Former Pink Floyd frontman Roger Waters, known for his strident anti-Israel stance, will release his first rock album in a quarter of a century in June, his record company said Thursday.

“Is This the Life We Really Want?” features 12 new tracks from the highly political singer-songwriter, including one track based on a poem by Palestinian poet Mahmoud Darwish.

Columbia Records said the album was a “forthright commentary on the modern world and on uncertain times” and a “natural successor” to Pink Floyd’s “Animals” and “The Wall” albums.

Waters told Rolling Stone Magazine that the song “Wait for Her” was inspired by an English translation of “Lesson from the Kama Sutra (Wait for Her)” by Darwish.

The English-born star is about to embark on a North American tour called “Us + Them” at the end of May before taking in Asia and Europe next year.

Waters became leader of the progressive and psychedelic band Pink Floyd after original guitarist and vocalist Syd Barrett left the band in 1968. He remained at the helm until he left the band 1985. His lyrical talent was at the heart of Pink Floyd’s legendary albums, “The Wall” and “Dark Side of the Moon.”

Roger Waters, British rock legend and co-founder of the group Pink Floyd, performs during a concert in Neve Shalom, 30 kms from Jerusalem in June 22, 2006. (AFP PHOTO / DAVID FURST)

Roger Waters, British rock legend and co-founder of the group Pink Floyd, performs during a concert in Neve Shalom, 30 kms from Jerusalem in June 22, 2006. (AFP/David Furst)

Darwish, who died in 2008, is considered a Palestinian national symbol and was a member of the Palestine Liberation Organization. Born in a village that later became part of northern Israel and a resident of countries including Lebanon, France and Jordan, he spent part of the last years of his life in the West Bank city of Ramallah.

The poet was critical of Israel as well as of terror group Hamas, which currently rules the Gaza Strip.

The love poem that inspired Waters begins with the lines “Wait for her with an azure cup. Wait for her in the evening at the spring, among perfumed roses.” But it ends with the lines “There is no one alive but the two of you. So take her gently to the death you so desire, and wait.”

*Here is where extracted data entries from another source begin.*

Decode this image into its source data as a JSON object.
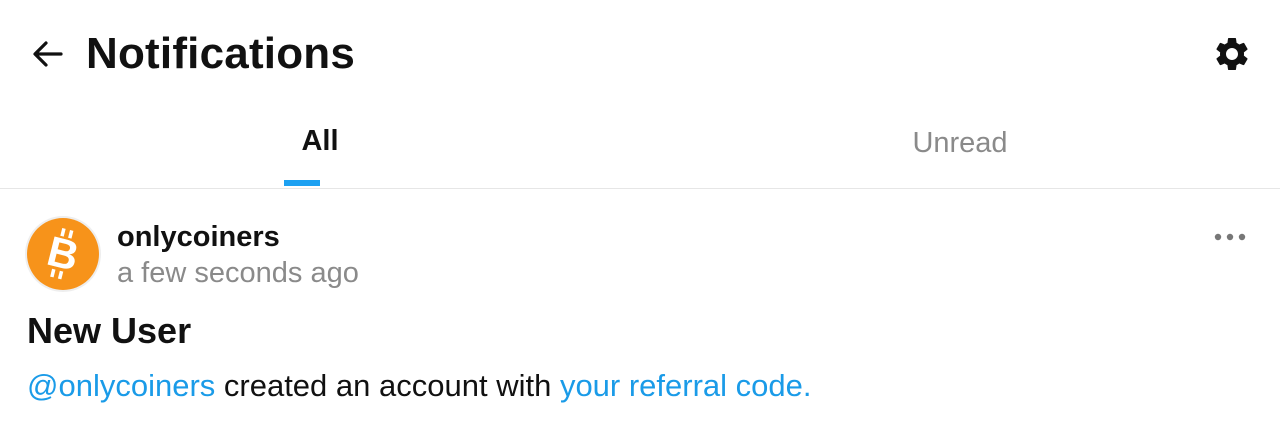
{
  "header": {
    "title": "Notifications",
    "back_icon": "arrow-left-icon",
    "settings_icon": "gear-icon"
  },
  "tabs": [
    {
      "label": "All",
      "active": true
    },
    {
      "label": "Unread",
      "active": false
    }
  ],
  "colors": {
    "accent": "#1da1f2",
    "link": "#1a9be8",
    "bitcoin_orange": "#f7931a",
    "muted_text": "#8a8a8a"
  },
  "notification": {
    "avatar_icon": "bitcoin-logo-icon",
    "author": "onlycoiners",
    "time": "a few seconds ago",
    "more_icon": "more-horizontal-icon",
    "title": "New User",
    "mention": "@onlycoiners",
    "body_text": " created an account with ",
    "referral_link": "your referral code."
  }
}
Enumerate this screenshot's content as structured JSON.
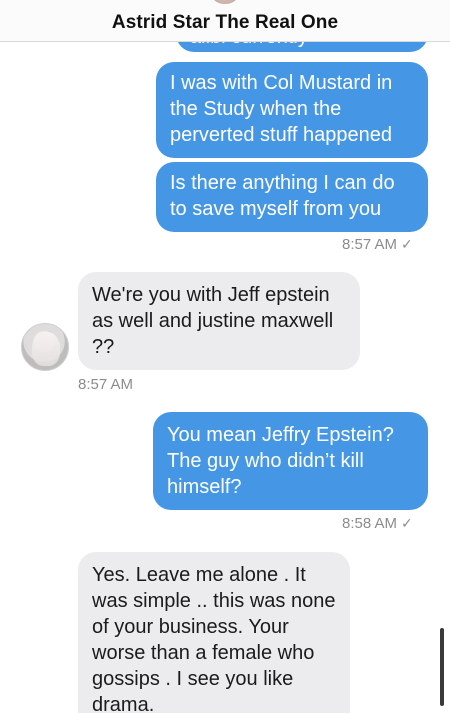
{
  "header": {
    "title": "Astrid Star The Real One"
  },
  "messages": [
    {
      "side": "out",
      "text": "alibi currently"
    },
    {
      "side": "out",
      "text": "I was with Col Mustard in the Study when the perverted stuff happened"
    },
    {
      "side": "out",
      "text": "Is there anything I can do to save myself from you"
    },
    {
      "side": "in",
      "text": "We're you with Jeff epstein as well and justine maxwell ??"
    },
    {
      "side": "out",
      "text": "You mean Jeffry Epstein? The guy who didn’t kill himself?"
    },
    {
      "side": "in",
      "text": "Yes. Leave me alone . It was simple .. this was none of your business. Your worse than a female who gossips . I see you like drama."
    }
  ],
  "timestamps": {
    "t1": "8:57 AM",
    "t2": "8:57 AM",
    "t3": "8:58 AM"
  },
  "read_receipt_icon": "✓",
  "colors": {
    "outgoing_bubble": "#4597e5",
    "incoming_bubble": "#ececee",
    "timestamp": "#8c8c8f"
  }
}
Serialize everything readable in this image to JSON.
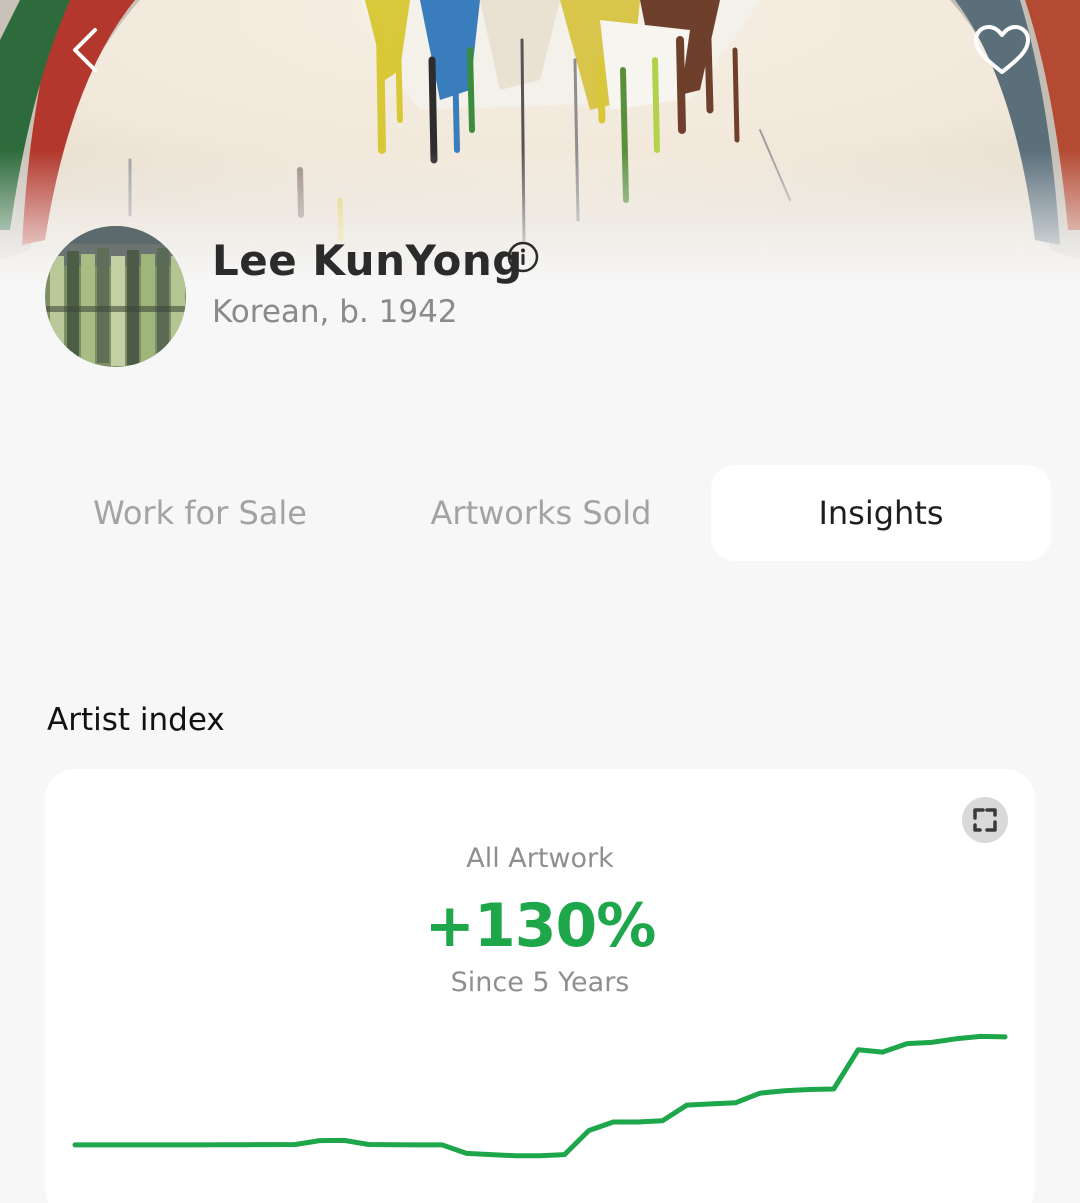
{
  "header": {
    "back_icon": "chevron-left-icon",
    "favorite_icon": "heart-outline-icon"
  },
  "artist": {
    "name": "Lee KunYong",
    "subtitle": "Korean, b. 1942",
    "info_icon": "info-circle-icon"
  },
  "tabs": [
    {
      "label": "Work for Sale",
      "active": false
    },
    {
      "label": "Artworks Sold",
      "active": false
    },
    {
      "label": "Insights",
      "active": true
    }
  ],
  "section": {
    "title": "Artist index"
  },
  "index_card": {
    "category": "All Artwork",
    "change": "+130%",
    "period": "Since 5 Years",
    "expand_icon": "expand-icon",
    "accent_color": "#1ea64a"
  },
  "chart_data": {
    "type": "line",
    "series": [
      {
        "values": [
          0,
          0,
          0,
          0,
          0,
          0,
          0.1,
          0.1,
          0.15,
          0.2,
          1.8,
          1.9,
          0.2,
          0.1,
          0,
          0,
          -3.5,
          -4.0,
          -4.5,
          -4.5,
          -4.0,
          6.0,
          9.5,
          9.5,
          10.0,
          16.5,
          17.0,
          17.5,
          21.5,
          22.5,
          23.0,
          23.2,
          39.5,
          38.5,
          42.0,
          42.5,
          44.0,
          45.0,
          44.8
        ],
        "color": "#1ea64a"
      }
    ]
  }
}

Waters has been widely condemned for his anti-Israel activities and accused of espousing anti-Semitic symbols, though he has denied doing so.

In a 2013 concert in Brussels, Waters performed on a stage featuring a giant pig balloon emblazoned with a Star of David, among other symbols.

The Simon Wiesenthal Center called Waters “an open hater of Jews.” And the Anti-Defamation League’s then leader, Abraham Foxman, in an open letter to Waters at the time, said his “views on Israel are in fact colored by offensive and dangerous undercurrents of anti-Jewish sentiment.”

Waters’ anti-Israel activism has cost the British rock star millions of dollars and an American Express sponsorship, the New York Post reported in October.

Recently he has also been a fierce critic of US President Donald Trump and delighted audiences in Mexico City last year with a rendition of the 1977 Pink Floyd song “Pigs (Three Different Ones)”, where he showed doctored images of Trump with a machine gun outside the White House and giving a Nazi salute.

He later likened the billionaire’s rise to that of Adolf Hitler.

On the day Trump was inaugurated in January, Waters, 73, declared on Facebook that “the resistance begins today”.

Columbia said the album, produced by Nigel Godrich, who has previously worked with Radiohead, Beck and U2, will be released on June 2.